Tuesday, September 11, 2012

  • built with sound economic principles that take a bigger worldview into account.

    built with sound economic principles that take a bigger worldview into account.

I want to tell you about a house.

A house that is much more than meets the eye.

Situated across the street from campus, here at the University of Guelph, 7 College is a co-operative – or co-op – that was built by students, for students.

Built by the Guelph Campus Co-op, with support from the Central Students Association, 7 College employs state-of-the-art environmental technologies and is fully accessible to students with disabilities.

It’s also a good deal because affordability is part of the Co-op’s mandate.

It started as a conventional 1930’s home, and in 2007 was gutted and expanded.

Now, students at 7 College have their hot water supplied by solar power.

The house faces due south, maximizing passive solar heating. It has in-floor radiant heat, on-demand hot water, positive R value fibreglas windows, energy-efficient lighting and appliances, and a green roof.

When students at 7 College flush, they do so using their recycled greywater from showers and laundry. When they do laundry, they do so with soft, clean rainwater collected in storage tanks.

Last year, 7 College didn’t need city water to flush its toilets.

All the corridors and doorways were renovated to allow for wheelchair accessibility, alarm systems account for hearing and visual impairment and an elevator was installed to allow students access to all floors.
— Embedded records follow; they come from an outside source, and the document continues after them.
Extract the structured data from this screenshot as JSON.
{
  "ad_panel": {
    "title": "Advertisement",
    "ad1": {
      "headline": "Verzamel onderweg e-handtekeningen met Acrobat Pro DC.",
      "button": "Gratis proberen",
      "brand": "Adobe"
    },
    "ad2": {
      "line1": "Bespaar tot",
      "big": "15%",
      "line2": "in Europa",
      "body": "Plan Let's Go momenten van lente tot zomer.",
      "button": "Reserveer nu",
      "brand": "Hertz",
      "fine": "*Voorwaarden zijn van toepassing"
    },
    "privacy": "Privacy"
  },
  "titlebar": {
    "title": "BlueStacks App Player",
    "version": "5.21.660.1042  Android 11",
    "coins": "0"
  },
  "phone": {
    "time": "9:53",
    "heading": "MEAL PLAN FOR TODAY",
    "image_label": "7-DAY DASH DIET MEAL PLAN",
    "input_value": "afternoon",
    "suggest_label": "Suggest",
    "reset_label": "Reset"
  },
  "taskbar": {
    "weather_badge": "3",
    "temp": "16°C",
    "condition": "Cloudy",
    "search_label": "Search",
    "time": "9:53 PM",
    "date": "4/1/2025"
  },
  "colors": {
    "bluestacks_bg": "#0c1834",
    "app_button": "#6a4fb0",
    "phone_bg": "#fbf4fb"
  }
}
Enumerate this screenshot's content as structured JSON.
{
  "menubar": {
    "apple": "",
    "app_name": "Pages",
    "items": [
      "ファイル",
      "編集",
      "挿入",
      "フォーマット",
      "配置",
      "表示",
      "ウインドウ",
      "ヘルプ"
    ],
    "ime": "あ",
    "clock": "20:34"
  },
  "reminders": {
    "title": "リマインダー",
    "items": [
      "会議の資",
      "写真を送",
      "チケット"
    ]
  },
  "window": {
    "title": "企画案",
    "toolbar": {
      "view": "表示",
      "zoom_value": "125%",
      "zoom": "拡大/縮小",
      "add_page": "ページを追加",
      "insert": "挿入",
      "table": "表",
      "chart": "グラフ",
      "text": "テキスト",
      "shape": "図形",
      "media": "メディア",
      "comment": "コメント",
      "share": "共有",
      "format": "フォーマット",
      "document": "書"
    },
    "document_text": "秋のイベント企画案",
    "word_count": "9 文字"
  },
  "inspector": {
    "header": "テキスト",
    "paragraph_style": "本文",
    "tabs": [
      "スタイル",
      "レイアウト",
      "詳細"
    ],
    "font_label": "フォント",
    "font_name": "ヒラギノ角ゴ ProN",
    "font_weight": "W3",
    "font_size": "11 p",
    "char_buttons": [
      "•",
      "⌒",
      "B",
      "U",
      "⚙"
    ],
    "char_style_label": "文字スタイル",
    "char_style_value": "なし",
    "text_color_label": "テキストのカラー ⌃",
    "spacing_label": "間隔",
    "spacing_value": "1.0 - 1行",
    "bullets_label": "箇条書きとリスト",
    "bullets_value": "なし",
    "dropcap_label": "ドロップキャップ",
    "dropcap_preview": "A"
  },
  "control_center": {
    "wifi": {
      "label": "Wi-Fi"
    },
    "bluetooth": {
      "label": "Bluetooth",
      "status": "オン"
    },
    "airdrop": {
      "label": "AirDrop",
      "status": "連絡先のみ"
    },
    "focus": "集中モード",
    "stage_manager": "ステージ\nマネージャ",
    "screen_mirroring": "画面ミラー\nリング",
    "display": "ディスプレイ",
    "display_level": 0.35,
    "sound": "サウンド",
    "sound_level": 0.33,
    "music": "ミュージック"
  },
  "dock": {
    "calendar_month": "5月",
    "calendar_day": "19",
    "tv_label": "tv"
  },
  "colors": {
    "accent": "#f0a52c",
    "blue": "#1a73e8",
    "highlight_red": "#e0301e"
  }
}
7 College has won awards. It serves as a research and teaching tool for engineering grad students, and is an excellent example of public/private collaboration. The City of Guelph regularly monitors the greywater and rainwater operations to help it prepare for a city wide roll out of similar systems. A private water engineering firm is also using the facilities as a pilot project.

Here’s something else: 7 College would not have been built by the private sector.
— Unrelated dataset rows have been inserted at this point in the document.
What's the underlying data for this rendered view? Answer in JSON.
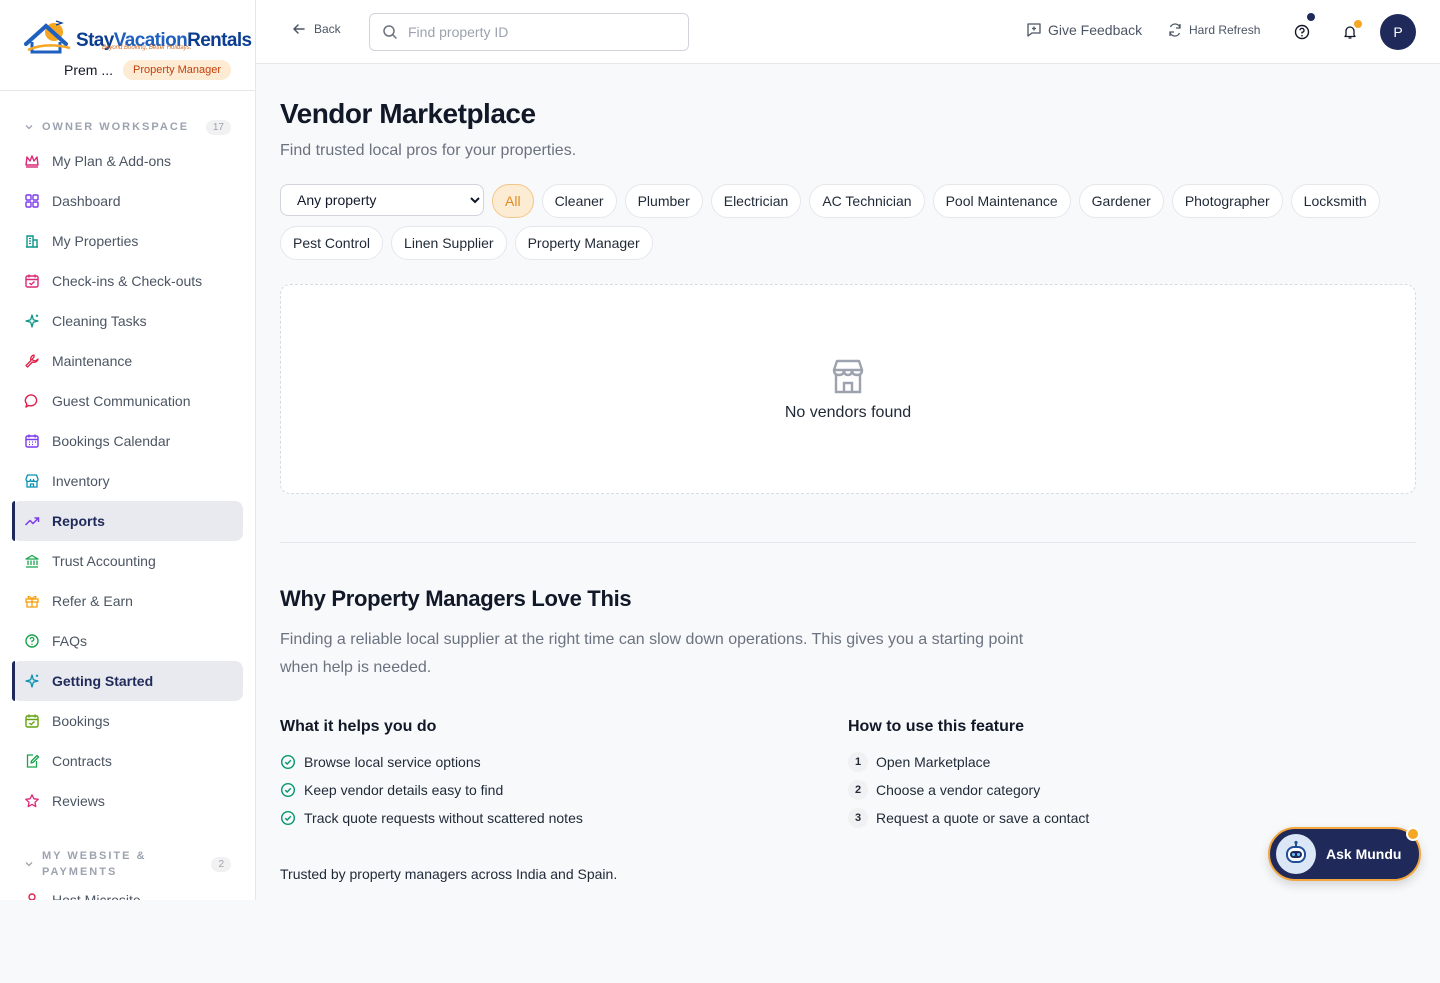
{
  "brand": {
    "logo_primary": "Stay",
    "logo_secondary": "Vacation",
    "logo_tertiary": "Rentals",
    "tagline": "Beyond Booking, Better Holidays.",
    "user_name": "Prem ...",
    "role": "Property Manager"
  },
  "sidebar": {
    "section1": {
      "title": "OWNER WORKSPACE",
      "count": "17"
    },
    "items": [
      {
        "label": "My Plan & Add-ons",
        "icon": "crown-icon",
        "color": "#db2777"
      },
      {
        "label": "Dashboard",
        "icon": "dashboard-icon",
        "color": "#7c3aed"
      },
      {
        "label": "My Properties",
        "icon": "building-icon",
        "color": "#0d9488"
      },
      {
        "label": "Check-ins & Check-outs",
        "icon": "calendar-check-icon",
        "color": "#db2777"
      },
      {
        "label": "Cleaning Tasks",
        "icon": "sparkles-icon",
        "color": "#0d9488"
      },
      {
        "label": "Maintenance",
        "icon": "wrench-icon",
        "color": "#e11d48"
      },
      {
        "label": "Guest Communication",
        "icon": "chat-icon",
        "color": "#e11d48"
      },
      {
        "label": "Bookings Calendar",
        "icon": "calendar-icon",
        "color": "#7c3aed"
      },
      {
        "label": "Inventory",
        "icon": "store-icon",
        "color": "#0891b2"
      },
      {
        "label": "Reports",
        "icon": "trending-icon",
        "color": "#7c3aed",
        "active": true
      },
      {
        "label": "Trust Accounting",
        "icon": "bank-icon",
        "color": "#16a34a"
      },
      {
        "label": "Refer & Earn",
        "icon": "gift-icon",
        "color": "#f59e0b"
      },
      {
        "label": "FAQs",
        "icon": "help-circle-icon",
        "color": "#16a34a"
      },
      {
        "label": "Getting Started",
        "icon": "sparkles-icon",
        "color": "#0891b2",
        "active": true
      },
      {
        "label": "Bookings",
        "icon": "calendar-check-icon",
        "color": "#65a30d"
      },
      {
        "label": "Contracts",
        "icon": "edit-doc-icon",
        "color": "#16a34a"
      },
      {
        "label": "Reviews",
        "icon": "star-icon",
        "color": "#db2777"
      }
    ],
    "section2": {
      "title_line1": "MY WEBSITE &",
      "title_line2": "PAYMENTS",
      "count": "2"
    },
    "items2": [
      {
        "label": "Host Microsite",
        "icon": "user-icon",
        "color": "#e11d48"
      }
    ]
  },
  "topbar": {
    "back_label": "Back",
    "search_placeholder": "Find property ID",
    "feedback_label": "Give Feedback",
    "refresh_label": "Hard Refresh",
    "avatar_initial": "P"
  },
  "main": {
    "title": "Vendor Marketplace",
    "subtitle": "Find trusted local pros for your properties.",
    "property_select": "Any property",
    "chips": [
      "All",
      "Cleaner",
      "Plumber",
      "Electrician",
      "AC Technician",
      "Pool Maintenance",
      "Gardener",
      "Photographer",
      "Locksmith",
      "Pest Control",
      "Linen Supplier",
      "Property Manager"
    ],
    "selected_chip": "All",
    "empty_message": "No vendors found",
    "why_title": "Why Property Managers Love This",
    "why_desc": "Finding a reliable local supplier at the right time can slow down operations. This gives you a starting point when help is needed.",
    "helps_title": "What it helps you do",
    "helps": [
      "Browse local service options",
      "Keep vendor details easy to find",
      "Track quote requests without scattered notes"
    ],
    "howto_title": "How to use this feature",
    "howto": [
      "Open Marketplace",
      "Choose a vendor category",
      "Request a quote or save a contact"
    ],
    "trusted": "Trusted by property managers across India and Spain."
  },
  "ask": {
    "label": "Ask Mundu"
  },
  "colors": {
    "accent": "#1f2a5a",
    "highlight": "#f5a623"
  }
}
7 College is a success story unique to co-op’s.

Why? Because co-op’s have a different value system than conventional business.
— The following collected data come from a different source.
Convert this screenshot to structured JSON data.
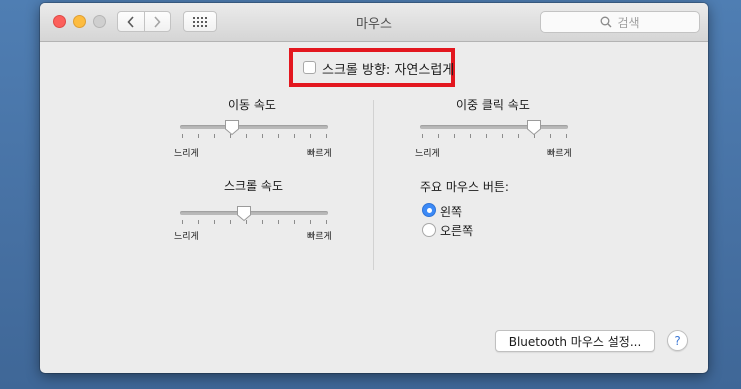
{
  "window": {
    "title": "마우스"
  },
  "search": {
    "placeholder": "검색"
  },
  "natural_scroll": {
    "label": "스크롤 방향: 자연스럽게",
    "checked": false
  },
  "tracking_speed": {
    "title": "이동 속도",
    "min_label": "느리게",
    "max_label": "빠르게",
    "value": 0.35
  },
  "double_click_speed": {
    "title": "이중 클릭 속도",
    "min_label": "느리게",
    "max_label": "빠르게",
    "value": 0.77
  },
  "scroll_speed": {
    "title": "스크롤 속도",
    "min_label": "느리게",
    "max_label": "빠르게",
    "value": 0.43
  },
  "primary_button": {
    "title": "주요 마우스 버튼:",
    "options": [
      {
        "label": "왼쪽",
        "selected": true
      },
      {
        "label": "오른쪽",
        "selected": false
      }
    ]
  },
  "footer": {
    "bluetooth_button": "Bluetooth 마우스 설정...",
    "help_label": "?"
  },
  "colors": {
    "highlight": "#e3171f",
    "accent": "#3c8af7",
    "window_bg": "#ececec",
    "desktop": "#4a76a8"
  },
  "icons": [
    "back-icon",
    "forward-icon",
    "grid-icon",
    "search-icon",
    "arrow-annotation"
  ]
}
Where conventional business structures reward the few, co-op’s reward the many. The competitive model is motivated by self-interest, which means you have winners and losers. The Co-operative model is motivated by mutual benefit, which means it’s win-win.

Sure, the competitive model means those who win, win big. If someone has the capital, and wants to take the big risks, they may get the big reward.

But the co-op model is not about maximizing individual wealth, it’s about fulfilling collective needs. In a co-op, one person gets one share and all benefit and risk equally.

To understand how this plays out at the local level, we need to go back almost a hundred years. In 1913, seven students, from rural agricultural backgrounds came to the UofG, then known as the Ontario Agriculture College. They came from communities where co-op values were the norm. Before national health care or education, and before wheat boards, farming communities had to rely on each other. They had to co-operate, and together they made sure that their cattle and grain was sold and that their kids got to school. So when these young guys showed up in Guelph, they knew that the college administration was not necessarily going to look out for all their interests. So they organized themselves under what they must have thought was the most natural principle in the world: co-operation.

The co-op they established allowed them to buy textbooks, build an ice skating rink on Johnson green, help build War Memorial Hall and dug out a coffeeshop in the Massey building. Everyone who became a member benefited equally. The members set priorities and focused on supporting students in various areas significant to their lives.

A lot has changed since those days, but not the core principles.

7 College was built because it was the vision of the membership to supply affordable, environmentally-conscious housing. It is based on sound economic principles that take a bigger worldview into account.

That’s a longview often missing in a for-profit perspective. 

Co-op’s are successfully run all over the world and yet, surprisingly, they’re least known here in North America. But they’re everywhere, and if you start looking around you’ll begin to notice. A question also worth asking is: why isn’t there more serious study of the co-operative model in business school?  

The world faces many serious challenges, we all know that. Most of us are also aware that a healthy economy is inextricably tied to getting this planet healthy again. Co-op’s are part of the solution.

The world needs more mutual benefit. It needs more democracy. It needs more citizens to feel like they can affect change.

In short, the world needs more co-operation.